Of course, you are going to want those boots to be waterproof. Heck, you’re probably going to be hiking through snow or mud. A boot with a Gore-Tex lining will probably serve you well.

Next, you are going to want to consider the style of the boots. Style helps in terms of comfort. There are three basic categories--upland, multi-purpose, and high country.

Upland boots are constructed for lightweight walking. Under those circumstances they are comfortable and have a sole that sheds the soil for additional comfort for your stride and also assists in getting through heavy mud.

Multi-Purpose boots are what they imply. You can find a boot in this category that will work out for any category of hunting. These boots are durable, long lasting and offer excellent traction. Also, they come in a number of levels of insulation. In addition, these boots are said to have more support than Upland boots so they will be more comfortable when walking through tougher terrain. They also come with heavier lugged soles for better traction on different surfaces.

High Country boots are said to be ideal for going after such big game as elk, deer, sheep, etc. If you go after such game, then you will be walking through rough country; and the boots are designed and constructed to protect the feet against an ankle twist or some such thing.

Finally, if you wake up one day and are scheduled to hunt and the conditions are really sloppy--an awful lot of mud--or you intend to hunt in a region where the conditions are sloppy--creek, marsh, swamp--then you will want to have rubber hunting boots in your closet. Rubber boots can be separated into good, better, and best categories. Insulation is an option with most models. Boots that fall into the “good” category have an ankle fit design that doesn’t slip when you walk. Boots considered as the “better” category have an improved rubber outsole for better traction and support, and they are available with wider insulation levels. Finally, boots that fall into the “best” category have a more technical construction and perform better. They have a neoprene lining for warmth, wool felt insole to block the cold, and an EVA midsole and rubber outsole for more cushion and support for your feet and ankles.

Cabela's 1,200-Gram Whitetail Extreme
Cabela's 1,200-Gram Whitetail Extreme

Some boots to consider for purchase include:
Cabela’s Whitetail Extreme™, which includes a Gore-Tex Scent-Lok® seal that keeps your scent inside the boot, and a waterproof lining to keep you dry.

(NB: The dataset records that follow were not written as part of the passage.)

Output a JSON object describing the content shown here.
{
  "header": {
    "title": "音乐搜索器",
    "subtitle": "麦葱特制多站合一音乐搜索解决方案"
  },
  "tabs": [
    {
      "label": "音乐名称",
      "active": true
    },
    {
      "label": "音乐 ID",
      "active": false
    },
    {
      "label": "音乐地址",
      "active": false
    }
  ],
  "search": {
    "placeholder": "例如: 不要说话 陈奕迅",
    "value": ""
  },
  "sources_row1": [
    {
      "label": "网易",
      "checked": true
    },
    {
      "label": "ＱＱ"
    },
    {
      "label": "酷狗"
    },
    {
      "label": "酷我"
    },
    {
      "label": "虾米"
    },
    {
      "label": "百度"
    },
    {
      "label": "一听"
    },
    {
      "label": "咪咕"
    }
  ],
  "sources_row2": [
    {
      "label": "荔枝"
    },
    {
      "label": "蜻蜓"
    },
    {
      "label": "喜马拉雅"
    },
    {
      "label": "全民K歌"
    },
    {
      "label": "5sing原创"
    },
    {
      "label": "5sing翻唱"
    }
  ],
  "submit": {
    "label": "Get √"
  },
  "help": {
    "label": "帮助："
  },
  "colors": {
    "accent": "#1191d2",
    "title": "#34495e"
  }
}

The boot also features a combination of leather and nylon uppers for lightweight durability and abrasion-resistant heel, toe and sides to protect your feet from tough terrain. There is also 1,200 gram Thinsulate™ Ultra insulation to keep your feet warm and dry. A bob rubber cup outsole digs into the ground to assure good footing and traction and comfort is offered by a removable polyurethane foot bed and EVA midsole.

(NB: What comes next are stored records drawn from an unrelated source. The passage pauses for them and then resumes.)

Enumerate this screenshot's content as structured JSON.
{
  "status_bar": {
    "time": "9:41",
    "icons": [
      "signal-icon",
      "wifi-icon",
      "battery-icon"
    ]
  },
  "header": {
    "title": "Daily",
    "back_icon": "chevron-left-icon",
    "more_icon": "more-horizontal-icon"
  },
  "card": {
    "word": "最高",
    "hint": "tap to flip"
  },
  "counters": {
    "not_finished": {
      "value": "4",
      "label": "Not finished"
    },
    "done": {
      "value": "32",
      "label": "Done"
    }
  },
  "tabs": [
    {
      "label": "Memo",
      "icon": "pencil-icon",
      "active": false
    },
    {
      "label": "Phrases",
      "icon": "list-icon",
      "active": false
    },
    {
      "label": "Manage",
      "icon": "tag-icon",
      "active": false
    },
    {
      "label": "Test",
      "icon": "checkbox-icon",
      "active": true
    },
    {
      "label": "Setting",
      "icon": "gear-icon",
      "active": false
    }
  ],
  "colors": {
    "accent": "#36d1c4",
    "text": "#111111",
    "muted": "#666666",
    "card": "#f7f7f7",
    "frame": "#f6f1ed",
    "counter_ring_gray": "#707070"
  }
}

Irish Setter Elk Tracker GTX 12” includes a Gore-Tex® fabric lining, full grain leather upper, moisture wicking nylon lining, a comfort cork foot bed with memory foam and ScentBan™ odor inhibitor plus 600 gram Thinsulate™ Ultra insulation. It is durable due to a steel shank, Bulls-Eyes® Air Bob Aggressive outsole and carbon rubber outsole and premium leather Flex Welt construction.

LaCrosse 18” Alpha Burly Boot features rubber clad neoprene for ultra lightweight and 100 percent waterproof protection. It is naturally insulated with 3.5 mm of neoprene which provides warmth and is 100 percent ozone-resistant; scent-free rubber; Trac-Lite outsole; EVA midsole and foot bed. Fleece lining helps to keep your feet warm and dry and there is a fiberglass shank for ankle support.

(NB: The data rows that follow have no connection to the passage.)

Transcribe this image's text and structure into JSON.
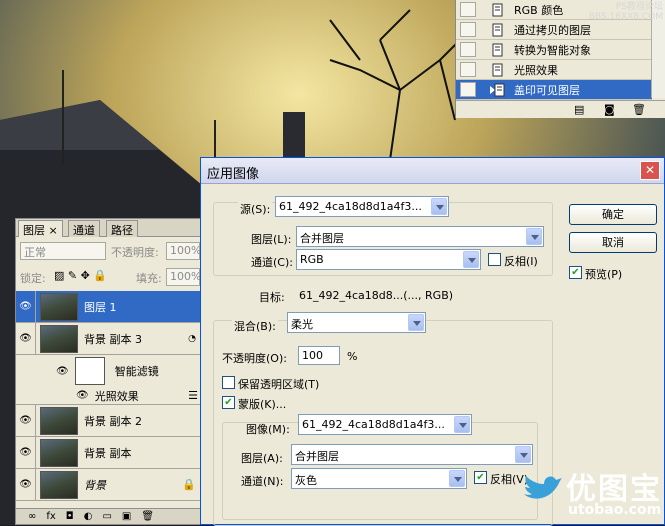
{
  "history": {
    "items": [
      {
        "label": "RGB 颜色"
      },
      {
        "label": "通过拷贝的图层"
      },
      {
        "label": "转换为智能对象"
      },
      {
        "label": "光照效果"
      },
      {
        "label": "盖印可见图层"
      }
    ],
    "selected_index": 4
  },
  "watermark": {
    "text": "PS教程论坛",
    "sub": "BBS.16XX8.COM"
  },
  "layers": {
    "tabs": [
      "图层",
      "通道",
      "路径"
    ],
    "blend": "正常",
    "opacity_label": "不透明度:",
    "opacity": "100%",
    "lock_label": "锁定:",
    "fill_label": "填充:",
    "fill": "100%",
    "rows": [
      {
        "name": "图层 1",
        "selected": true
      },
      {
        "name": "背景 副本 3"
      },
      {
        "name": "智能滤镜"
      },
      {
        "name": "光照效果"
      },
      {
        "name": "背景 副本 2"
      },
      {
        "name": "背景 副本"
      },
      {
        "name": "背景"
      }
    ]
  },
  "dialog": {
    "title": "应用图像",
    "source_label": "源(S):",
    "source_value": "61_492_4ca18d8d1a4f3...",
    "layer_label": "图层(L):",
    "layer_value": "合并图层",
    "channel_label": "通道(C):",
    "channel_value": "RGB",
    "invert_label": "反相(I)",
    "target_label": "目标:",
    "target_value": "61_492_4ca18d8...(..., RGB)",
    "blend_label": "混合(B):",
    "blend_value": "柔光",
    "opacity_label": "不透明度(O):",
    "opacity_value": "100",
    "opacity_unit": "%",
    "preserve_label": "保留透明区域(T)",
    "mask_label": "蒙版(K)...",
    "image_label": "图像(M):",
    "image_value": "61_492_4ca18d8d1a4f3...",
    "mask_layer_label": "图层(A):",
    "mask_layer_value": "合并图层",
    "mask_channel_label": "通道(N):",
    "mask_channel_value": "灰色",
    "mask_invert_label": "反相(V)",
    "ok_label": "确定",
    "cancel_label": "取消",
    "preview_label": "预览(P)",
    "invert_checked": false,
    "preserve_checked": false,
    "mask_checked": true,
    "mask_invert_checked": true,
    "preview_checked": true
  },
  "branding": {
    "name": "优图宝",
    "url": "utobao.com"
  }
}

Wolverine® Ridgeline Insulated Boots include 600 gram Thinsulate Ultra Insulation, Gore-Tex® waterproof membrane and waterproof nubuck leather/Cordura® upper. Constructed to be warm and comfortable, the boot also includes a soft removable cushion insole and a compression molded EVA with fabric wrap on the outside. Rubber lugs helps with the durability.

So, there you have it, a short primer on hunting clothes. Armed with this information, you should seek the advice of the salesperson showing you the products and decide what you want in your gear--warmth and comfort, dry and wind protected, etc., and then choose clothing that features the material or fabric and layering that provides you with what you want.